Les entrepreneurs doivent créer plusieurs entités pour opérer transfrontalière, chacune avec ses règles distinctes . Cette fragmentation tue l’élan. Elle favorise les géants installés aux dépens de l’innovation. Les capital-risqueurs européens restent confinés dans leurs frontières nationales. Pendant ce temps, certaines startups européennes s’incorporent au Delaware pour éviter cette complexité.
Le 28ème régime décodé
L’EU-Inc crée une 28ème option juridique. Un statut unique valable dans toute l’Union. Une incorporation digitale standardisée. Des règles harmonisées pour la gouvernance, les levées de fonds, les options d’achat d’actions.
Les fondateurs pourront créer leur entreprise en 48 heures via un portail unique au niveau européen. Un seul registre. Avec un seul ensemble de règles et une reconnaissance automatique dans les 27 États membres. Les investisseurs américains adorent la Delaware C-Corp pour sa prévisibilité. L’EU-Inc vise la même simplicité à l’échelle continentale.

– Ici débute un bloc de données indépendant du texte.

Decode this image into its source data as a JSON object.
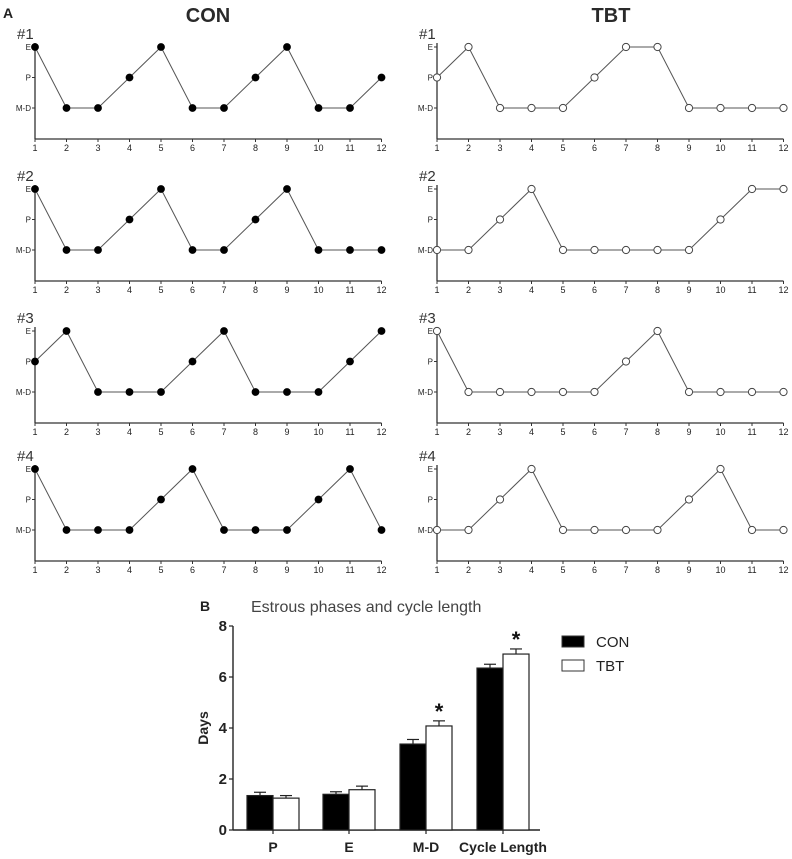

Les bénéfices concrets pour les startups
La vitesse change tout. Moins de temps en paperasse signifie plus de temps pour construire le produit. Les startups pourraient économiser jusqu’à 50% de coûts administratifs en évitant les incorporations redondantes. Les levées transfrontalières deviennent fluides. Les investisseurs comprennent immédiatement la structure capitalistique.

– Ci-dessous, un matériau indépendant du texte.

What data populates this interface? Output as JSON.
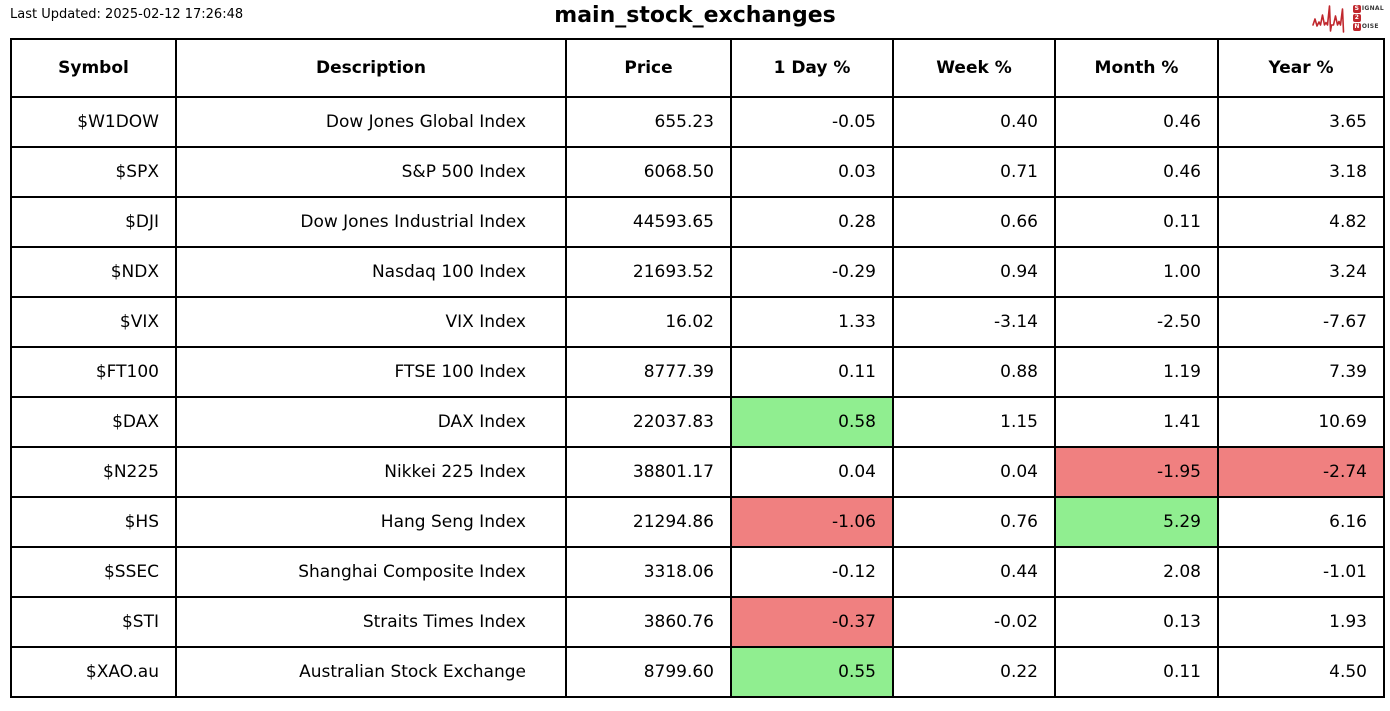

L’EU-Inc standardise aussi les stock-options pour tous les employés européens. Actuellement impossible. Demain, naturel. Cette harmonisation attire les talents qui hésitent face à la complexité fiscale actuelle.
Les obstacles politiques à surveiller
La Commission prévoit de publier sa proposition législative au premier trimestre 2026. Ensuite, le Parlement européen et le Conseil composé des 27 gouvernements nationaux devront s’accorder sur les détails législatifs. La mise en œuvre finale interviendrait en 2027.
Chaque État membre défend ses prérogatives. Les barreaux nationaux s’inquiètent pour leurs revenus. Les régimes fiscaux divergents compliquent l’harmonisation. L’EU-Inc propose un opt-in, pas une obligation. Cette souplesse facilite l’adoption politique.
L’urgence stratégique pour l’Europe
L’Europe compte 217 licornes, menées par Revolut avec une valorisation de 75 milliards de dollars. Impressionnant, mais insuffisant. La Silicon Valley en produit davantage avec moins de friction réglementaire. La Chine aussi.
Voir aussi: Bilan des plateformes européennes de crowdfunding en 2025
La stratégie européenne Startup et Scaleup adoptée en mai 2025 prévoit un triplement du budget du Conseil européen de l’innovation. Les capitaux arrivent et le cadre juridique doit suivre. Sans EU-Inc, les talents européens continueront de s’expatrier. Les investisseurs étrangers resteront méfiants face à la complexité.
L’EU-Inc transforme la diversité européenne de faiblesse en force. Elle maintient les spécificités culturelles tout en créant un langage business commun. C’est l’essence même du projet européen appliquée à l’entrepreneuriat.